Simplex (Moderate Stringency)

fgumi simplex --min-reads 1 --min-input-base-quality 20 --output-per-base-tags \
  --methylation-mode <em-seq|taps> --ref ref.fa
fgumi filter --ref ref.fa --min-reads 3 --max-base-error-rate 0.1 --min-methylation-depth 3 \
  --methylation-mode <em-seq|taps> --min-conversion-fraction 0.9

Duplex (High Specificity)

fgumi duplex --min-reads 1 --min-input-base-quality 20 --output-per-base-tags \
  --methylation-mode <em-seq|taps> --ref ref.fa
fgumi filter --ref ref.fa --min-reads 10,5,3 --max-base-error-rate 0.1 --min-methylation-depth 10,5,3 \
  --require-single-strand-agreement --require-strand-methylation-agreement \
  --methylation-mode <em-seq|taps> --min-conversion-fraction 0.9

Deduplication (No Consensus)

For workflows that mark duplicates without consensus calling:

fgumi dedup \
  --input sorted.bam \
  --output deduped.bam \
  --metrics metrics.txt

Troubleshooting

Low Family Sizes / Too Many UMI Groups

If family size histograms show many singletons:

  1. Check that --edits is appropriate for your UMI length
  2. For fixed UMIs, review correction metrics to see how many UMIs are being corrected vs rejected
  3. EM-Seq only: verify that UMI sequences are synthesized with methylated cytosines to protect them from enzymatic conversion

Missing MM/ML Tags on Output

Ensure both --methylation-mode and --ref are provided to the consensus caller. The reference FASTA must have an accompanying .dict file (generate with samtools dict if missing).

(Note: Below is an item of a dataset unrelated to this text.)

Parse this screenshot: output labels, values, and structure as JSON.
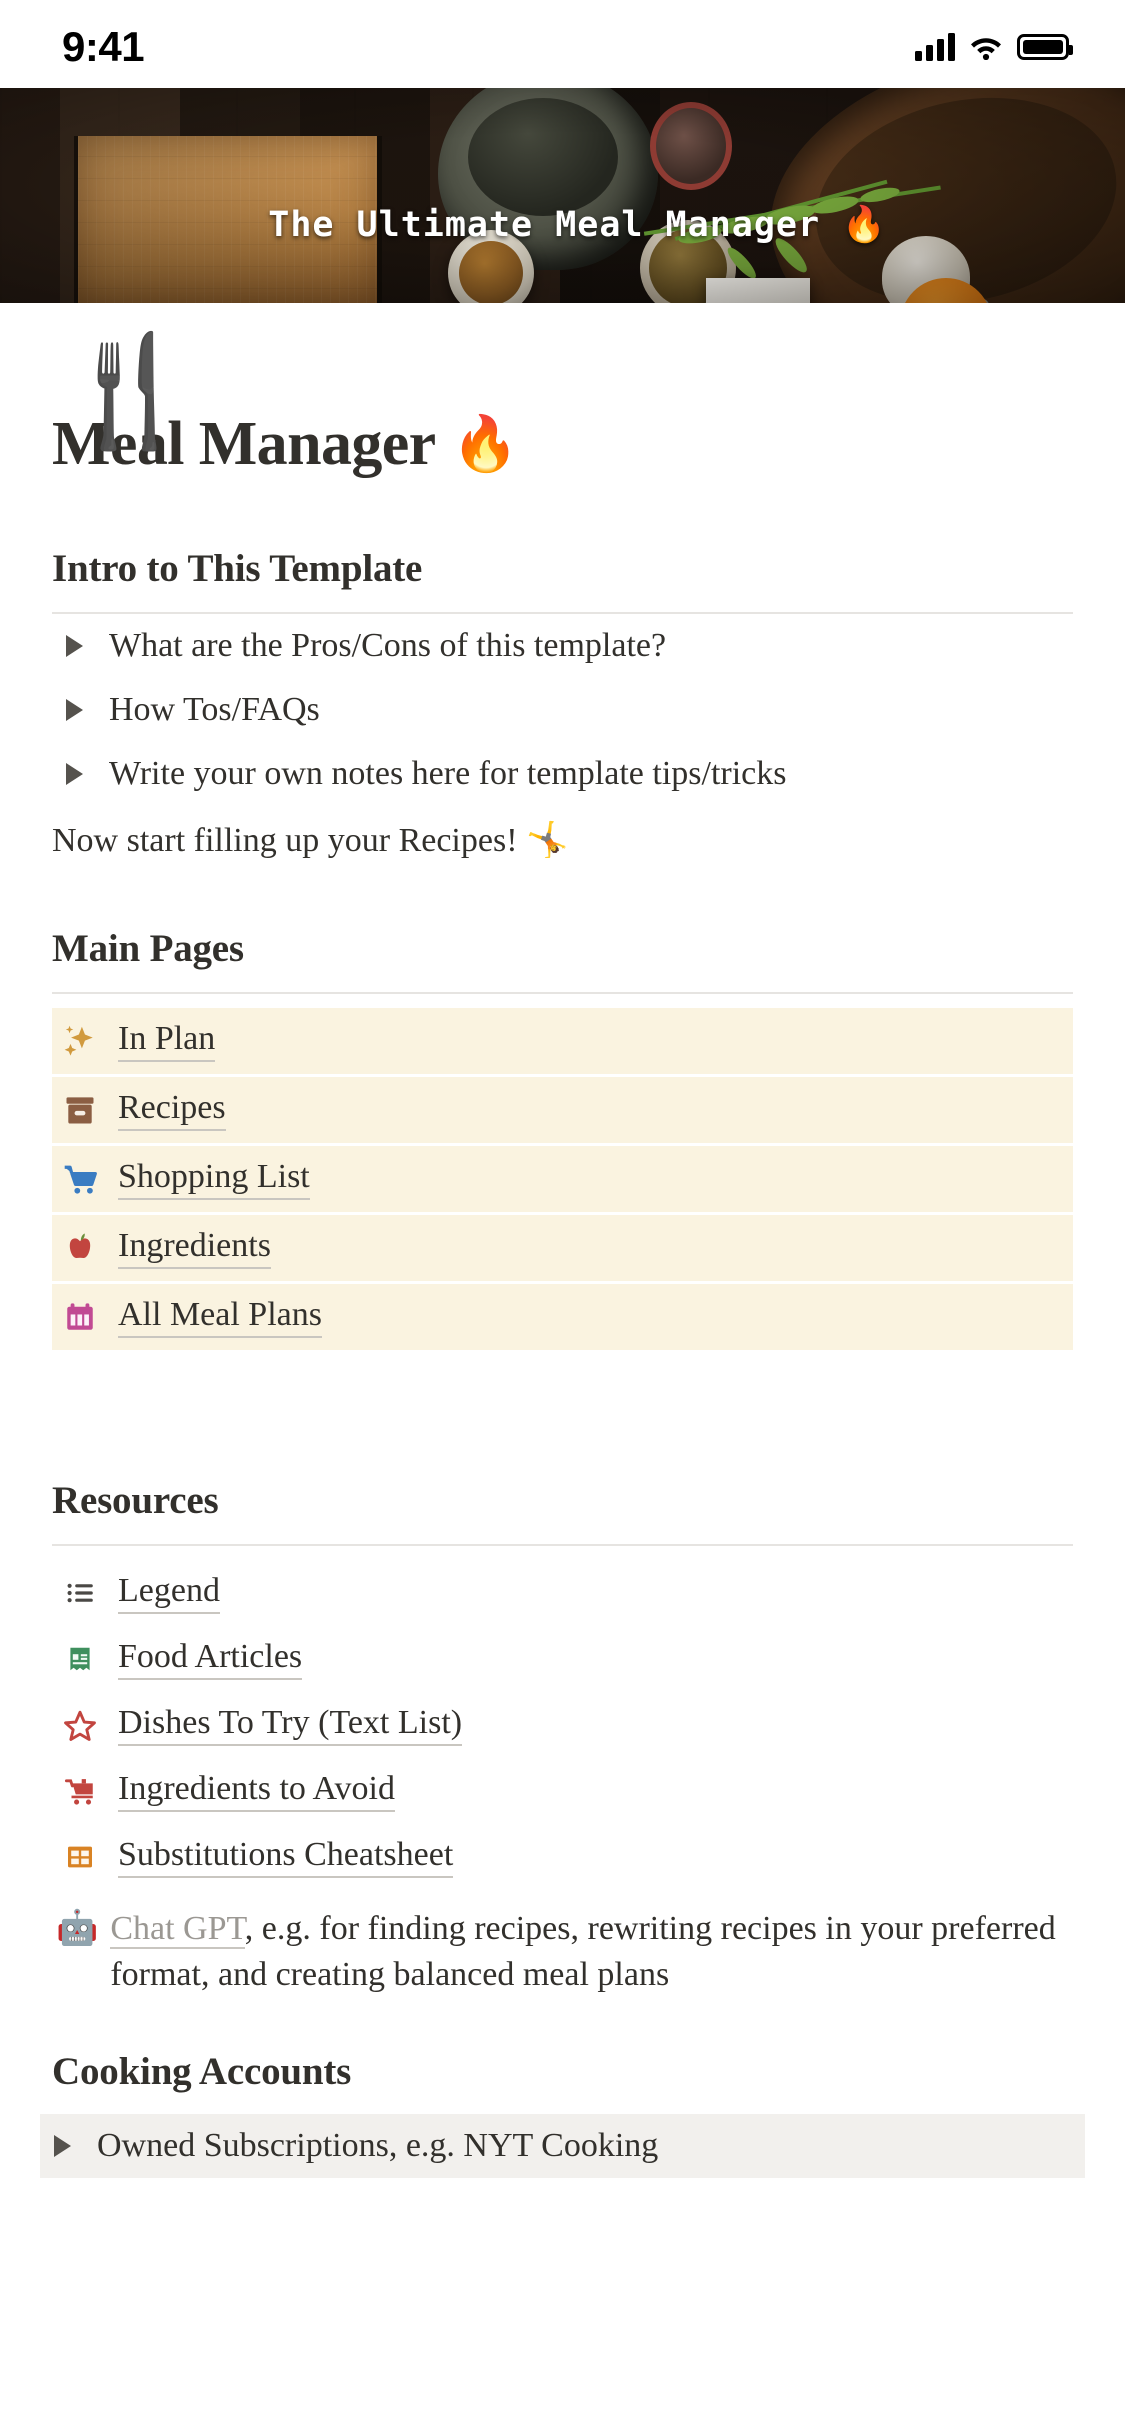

Unexpected Masking from Strand Methylation Agreement

--require-strand-methylation-agreement only applies to duplex reads at CpG sites. If you see excessive masking:

  1. Check that your library has adequate duplex coverage at CpG sites
  2. Consider whether strand-specific methylation differences are biologically expected (e.g., imprinted regions)
  3. This filter requires both strands to have evidence — positions with zero evidence on either strand are not masked

Reads Filtered by Conversion Fraction

If many reads fail --min-conversion-fraction:

  1. EM-Seq: this indicates potential issues with enzymatic conversion efficiency
  2. TAPs: this indicates non-CpG cytosines are being converted, suggesting insufficient TAPs specificity
  3. Try lowering the threshold (e.g., 0.8 instead of 0.9)
  4. Check the overall conversion rate in your library QC metrics
  5. Reads with no non-CpG cytosine positions (e.g., very short reads aligned to AT-rich regions) automatically pass this filter

Using the Wrong Methylation Mode

If you use --methylation-mode em-seq for TAPs data (or vice versa), the methylation probabilities will be inverted — methylated positions will show low probability and vice versa. If downstream analysis shows unexpected methylation patterns, verify you used the correct mode for your chemistry.